First of all, this has already been an interesting and challenging journey, and I don’t for a second think that it is anywhere nearing the end. I arrived in this class with no idea where it would take me; I still feel a little bit unsure where the classes will go from here.
When I was asked in the first class what I wanted to gain from this subject I said “I like the idea of changing the way I think about design”. I have definitely been challenged in that way to question things that I see and hear about, I definitely didn’t expect it to be such an enjoyable change in thinking.
The world is in no way a perfect place, to begin thinking like an activist is to see that there is an endless amount of work to be done in all corners of the globe.
Design was, to me, just the process of making a useful and visually appealing product. I have already changed my way of thinking to some degree, realising that design is a much more involved concept. Design can change people’s lives, design can change things for the better in a much more important way than I have ever thought of before.

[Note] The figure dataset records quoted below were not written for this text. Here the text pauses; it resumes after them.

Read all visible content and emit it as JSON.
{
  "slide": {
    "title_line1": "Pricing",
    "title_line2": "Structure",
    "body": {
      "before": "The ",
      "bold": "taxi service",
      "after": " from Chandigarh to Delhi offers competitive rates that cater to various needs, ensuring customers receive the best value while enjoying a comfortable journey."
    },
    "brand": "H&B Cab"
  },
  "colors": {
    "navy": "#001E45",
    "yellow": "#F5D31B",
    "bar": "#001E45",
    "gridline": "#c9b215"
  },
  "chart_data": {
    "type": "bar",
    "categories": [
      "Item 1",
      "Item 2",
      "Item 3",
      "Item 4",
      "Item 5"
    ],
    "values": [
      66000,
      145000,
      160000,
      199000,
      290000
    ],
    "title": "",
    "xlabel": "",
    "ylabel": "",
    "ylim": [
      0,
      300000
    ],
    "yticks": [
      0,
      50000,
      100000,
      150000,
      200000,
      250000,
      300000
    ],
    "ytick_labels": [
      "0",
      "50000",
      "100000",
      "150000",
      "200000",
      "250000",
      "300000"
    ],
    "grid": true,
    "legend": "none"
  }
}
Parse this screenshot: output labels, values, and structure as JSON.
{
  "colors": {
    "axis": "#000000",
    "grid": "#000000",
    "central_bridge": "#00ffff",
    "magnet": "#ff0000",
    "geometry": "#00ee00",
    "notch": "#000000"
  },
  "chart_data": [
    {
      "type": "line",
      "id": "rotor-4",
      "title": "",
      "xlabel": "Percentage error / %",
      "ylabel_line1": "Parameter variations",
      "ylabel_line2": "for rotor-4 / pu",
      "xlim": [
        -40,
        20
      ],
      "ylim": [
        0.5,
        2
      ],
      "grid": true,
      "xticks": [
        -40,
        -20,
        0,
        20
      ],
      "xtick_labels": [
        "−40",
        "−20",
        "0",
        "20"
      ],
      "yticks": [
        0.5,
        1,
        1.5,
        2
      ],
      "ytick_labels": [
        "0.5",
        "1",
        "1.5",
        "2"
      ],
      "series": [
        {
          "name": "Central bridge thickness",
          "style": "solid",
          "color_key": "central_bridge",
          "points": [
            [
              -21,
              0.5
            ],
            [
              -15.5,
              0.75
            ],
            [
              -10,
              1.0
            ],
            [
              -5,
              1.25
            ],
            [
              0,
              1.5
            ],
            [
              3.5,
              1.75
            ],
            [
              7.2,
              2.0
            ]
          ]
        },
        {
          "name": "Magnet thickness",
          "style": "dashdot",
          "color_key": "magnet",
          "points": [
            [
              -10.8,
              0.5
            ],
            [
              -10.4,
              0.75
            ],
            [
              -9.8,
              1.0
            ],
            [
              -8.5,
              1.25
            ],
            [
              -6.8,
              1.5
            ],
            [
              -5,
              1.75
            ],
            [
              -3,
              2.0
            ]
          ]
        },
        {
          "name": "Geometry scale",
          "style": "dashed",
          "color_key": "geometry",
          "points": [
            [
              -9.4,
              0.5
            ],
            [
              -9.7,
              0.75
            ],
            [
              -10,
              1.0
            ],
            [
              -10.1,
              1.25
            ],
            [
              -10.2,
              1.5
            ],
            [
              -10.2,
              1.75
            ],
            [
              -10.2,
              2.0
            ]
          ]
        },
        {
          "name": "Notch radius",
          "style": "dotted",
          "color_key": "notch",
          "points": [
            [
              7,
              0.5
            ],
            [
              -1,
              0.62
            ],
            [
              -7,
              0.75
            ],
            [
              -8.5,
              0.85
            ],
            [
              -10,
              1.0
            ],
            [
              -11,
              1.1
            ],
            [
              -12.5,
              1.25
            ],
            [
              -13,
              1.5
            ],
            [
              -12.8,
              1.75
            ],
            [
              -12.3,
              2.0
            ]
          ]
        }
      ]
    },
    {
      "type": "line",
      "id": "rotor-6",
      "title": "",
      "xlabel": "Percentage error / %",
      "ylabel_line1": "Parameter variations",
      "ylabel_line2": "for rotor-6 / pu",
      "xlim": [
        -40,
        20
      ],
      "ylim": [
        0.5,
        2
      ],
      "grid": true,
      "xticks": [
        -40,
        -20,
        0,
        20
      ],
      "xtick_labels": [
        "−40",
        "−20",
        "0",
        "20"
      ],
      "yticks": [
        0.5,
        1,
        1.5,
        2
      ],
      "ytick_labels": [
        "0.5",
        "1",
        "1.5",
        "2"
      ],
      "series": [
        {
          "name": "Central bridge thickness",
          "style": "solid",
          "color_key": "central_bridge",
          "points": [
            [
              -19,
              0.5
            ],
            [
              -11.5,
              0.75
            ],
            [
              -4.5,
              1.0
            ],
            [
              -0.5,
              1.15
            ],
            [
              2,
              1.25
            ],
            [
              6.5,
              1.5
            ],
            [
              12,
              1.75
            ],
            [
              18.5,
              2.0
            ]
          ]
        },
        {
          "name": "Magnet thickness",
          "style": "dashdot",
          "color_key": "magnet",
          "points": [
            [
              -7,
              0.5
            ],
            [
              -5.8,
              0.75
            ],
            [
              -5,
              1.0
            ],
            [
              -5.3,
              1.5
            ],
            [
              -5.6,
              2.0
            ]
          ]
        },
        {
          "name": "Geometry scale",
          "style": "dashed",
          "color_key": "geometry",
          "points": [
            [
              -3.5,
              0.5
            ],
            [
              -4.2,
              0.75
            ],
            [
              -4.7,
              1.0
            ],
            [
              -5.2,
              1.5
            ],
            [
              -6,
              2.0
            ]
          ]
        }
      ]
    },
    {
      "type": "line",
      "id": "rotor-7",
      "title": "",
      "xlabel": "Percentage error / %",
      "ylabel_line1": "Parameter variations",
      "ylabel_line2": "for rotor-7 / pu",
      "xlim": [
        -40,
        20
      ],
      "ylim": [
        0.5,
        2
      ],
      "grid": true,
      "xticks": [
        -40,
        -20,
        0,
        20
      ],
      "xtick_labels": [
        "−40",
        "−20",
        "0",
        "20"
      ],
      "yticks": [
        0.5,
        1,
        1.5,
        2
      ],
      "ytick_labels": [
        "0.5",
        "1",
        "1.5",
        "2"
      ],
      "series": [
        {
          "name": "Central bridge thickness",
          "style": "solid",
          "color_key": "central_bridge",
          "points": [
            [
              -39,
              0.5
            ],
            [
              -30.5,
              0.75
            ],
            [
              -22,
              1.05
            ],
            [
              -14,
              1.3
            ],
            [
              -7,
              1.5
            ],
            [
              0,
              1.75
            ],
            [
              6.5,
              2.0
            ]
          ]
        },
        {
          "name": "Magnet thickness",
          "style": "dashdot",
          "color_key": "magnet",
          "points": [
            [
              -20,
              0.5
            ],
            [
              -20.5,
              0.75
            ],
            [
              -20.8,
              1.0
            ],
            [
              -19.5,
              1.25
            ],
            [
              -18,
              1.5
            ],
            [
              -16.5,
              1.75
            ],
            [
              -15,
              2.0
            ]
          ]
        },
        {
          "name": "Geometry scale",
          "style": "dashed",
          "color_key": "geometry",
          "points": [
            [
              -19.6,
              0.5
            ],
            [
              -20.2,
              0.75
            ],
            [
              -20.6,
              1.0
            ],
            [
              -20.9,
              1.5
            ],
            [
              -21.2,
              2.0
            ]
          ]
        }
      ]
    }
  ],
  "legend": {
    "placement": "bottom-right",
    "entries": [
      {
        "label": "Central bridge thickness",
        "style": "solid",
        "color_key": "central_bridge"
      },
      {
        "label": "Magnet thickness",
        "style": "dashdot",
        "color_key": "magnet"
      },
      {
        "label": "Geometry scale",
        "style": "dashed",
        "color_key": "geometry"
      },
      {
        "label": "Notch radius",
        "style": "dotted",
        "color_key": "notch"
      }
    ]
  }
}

I am enjoying this change in the way I think about design. I don’t think being an activist is something that happens without a lot of thought, but it seems to be able to provide a lot of joy and pride in whatever the focus is on.
The task of choosing to give up something that we believe needs to change was a very interesting one. I initially thought about coffee, that seemed like the most drastic substance that I think would be a massive challenge to get used to. After a bit of research I realised that the problems that have existed with the unfair way coffee beans were sourced had received quite a bit of attention. From what I read, were to a certain extent, a thing of the past.
I then brought my focus on a topic that is much more local. I had read a few articles over the past year dealing with the big chain grocery stores and their unquenchable thirst for dominance in the Australian food sector.
I have heard many stories about their ruthless methods of driving up their market share, which usually leave the farmer with even less money and control.
There are quite a few small grocers near to my house. Even with prices ever so slightly higher I will not be so short sighted with my food shopping, buying from these little guys will in the long run be a positive thing for the industry.